The SIMNET-D (Developmental) program used simulation systems developed in the SIMNET program to perform experiments in weapon systems, concepts, and tactics. It became the Advanced Simulation Technology Demonstration (ADST) program. It fostered the creation of the Battle Labs across the US Army, including the Mounted Warfare TestBed at Ft Knox, KY, the Soldier Battle Lab at Ft Benning, GA, the Air Maneuver Battle Lab at Ft Rucker, AL, the Fires Battle Lab at Ft Sill, OK.

Additional research programs after the end of SIMNET included work in weather and real-time terrain modifications.

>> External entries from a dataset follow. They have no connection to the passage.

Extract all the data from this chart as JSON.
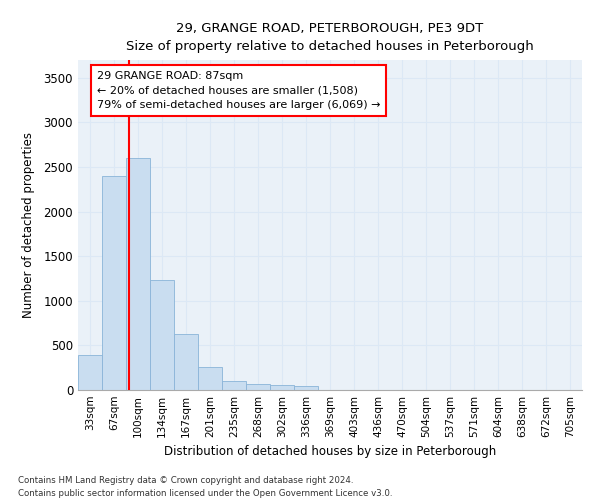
{
  "title": "29, GRANGE ROAD, PETERBOROUGH, PE3 9DT",
  "subtitle": "Size of property relative to detached houses in Peterborough",
  "xlabel": "Distribution of detached houses by size in Peterborough",
  "ylabel": "Number of detached properties",
  "footnote1": "Contains HM Land Registry data © Crown copyright and database right 2024.",
  "footnote2": "Contains public sector information licensed under the Open Government Licence v3.0.",
  "bar_color": "#c9ddf0",
  "bar_edge_color": "#8ab4d8",
  "categories": [
    "33sqm",
    "67sqm",
    "100sqm",
    "134sqm",
    "167sqm",
    "201sqm",
    "235sqm",
    "268sqm",
    "302sqm",
    "336sqm",
    "369sqm",
    "403sqm",
    "436sqm",
    "470sqm",
    "504sqm",
    "537sqm",
    "571sqm",
    "604sqm",
    "638sqm",
    "672sqm",
    "705sqm"
  ],
  "values": [
    395,
    2400,
    2600,
    1230,
    630,
    255,
    100,
    65,
    55,
    45,
    0,
    0,
    0,
    0,
    0,
    0,
    0,
    0,
    0,
    0,
    0
  ],
  "ylim": [
    0,
    3700
  ],
  "yticks": [
    0,
    500,
    1000,
    1500,
    2000,
    2500,
    3000,
    3500
  ],
  "property_label": "29 GRANGE ROAD: 87sqm",
  "annotation_line1": "← 20% of detached houses are smaller (1,508)",
  "annotation_line2": "79% of semi-detached houses are larger (6,069) →",
  "grid_color": "#dce8f5",
  "background_color": "#eaf1f8"
}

== Companies and technologies founded based on SIMNET experience ==

- RTIME, Inc (Rolland Waters), Rolland Waters has been responsible for significant networking advances as well as the integration of speech recognition into several platforms. His first startup, RTIME, was acquired by Sony to form the core of the PlayStation Network.
- MVRsimulation Inc. (W. Garth Smith), MVRsimulation is a privately held small virtual business that develops software and 3D content for building and rendering 3D simulated environments.
- MaK Technologies (John Morrison and Warren Katz), which continues to provide simulation software
- Reality by Design, Inc (Joanne West Metzger and Paul Metzger), simulation and training software and systems
- Zipper Interactive (Brian Soderberg), which developed the SOCOM PS2 game series and was also purchased by SCEA
- Wiz!Bang (Drew Johnston), another game developer. Drew Johnston currently is the Product Unit Manager (PUM) for the Windows Gaming Platform team at Microsoft.